Hmm, well going from that presentation
http://bix.ucsd.edu/bioalgorithms/presentations/Ch08_GraphsDNAseq.pdf
on slide 37, I think that if you had, for example, a 4-mer like ATGC then this would necessitate two 3-mer NODEs, ATG and TGC, with an EDGE between them. The latter would then need further EDGE connections for any 4-mer of the form TGCx from TGC to GCx. If you had k-mers then the NODEs are (k-1)-mers and the required string is the Euler path (visits each EDGE once: Euler's famous Konigsberg bridges problem).
Sadly, what I can't see from the algorithm, on slides 41-43, is what happens if you end up with a disconnected graph (other than simply appending the strings for each disconnected section).
I can start you off (perhaps), but I'm not sure that I could finish it. There are better graph theorists on this site ... ! Definitely need someone to advise on the best way to store NODEs and EDGEs in a network GRAPH.
Anyway,
- Read in all your k-mers (into a vector of strings).
- From these set up all the (k-1)-mer NODEs corresponding to first and last k-1 chars of the k-mers. Put these in an array or vector of NODE objects. A NODE class is going to have to store (a) its value (here, a string) and possibly (b) the collection of EDGEs that it starts (or pointers to the NODEs that these go to).

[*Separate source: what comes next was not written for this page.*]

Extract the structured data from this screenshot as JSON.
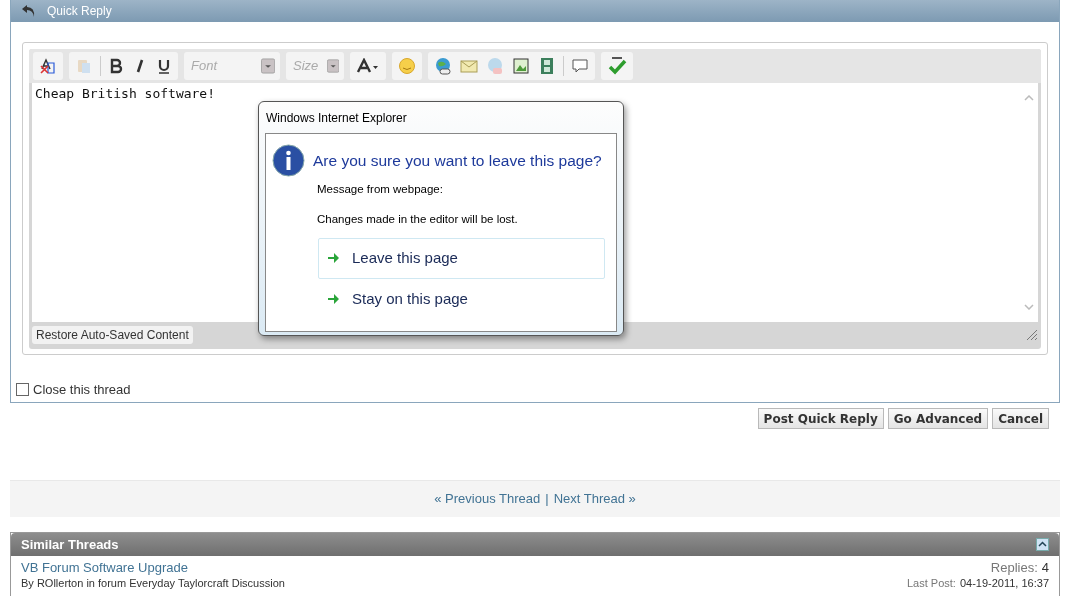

- Remove any duplicates from the (k-1)-mers.
- From your given k-mers set up all the EDGEs needed to connect the (k-1) mers.
- From these NODEs and EDGEs carry out the Euler path algorithm given in that presentation to get the shortest superstring (or superstrings if there are multiple disconnected subgraphs).
- Write out your shortest superstring.
Not sure if that is much of a help. This seems quite an advanced computational project. Google "Graph theory in C++" to see appropriate forms for your NODE class and how to store and use network GRAPHs (effectively, NODEs and EDGEs). EDIT: looks like @kemort has provided a good link below.
It is possible that you will get some lectures on coding network graphs during your course. Seems rather a lot to take on without any guidance.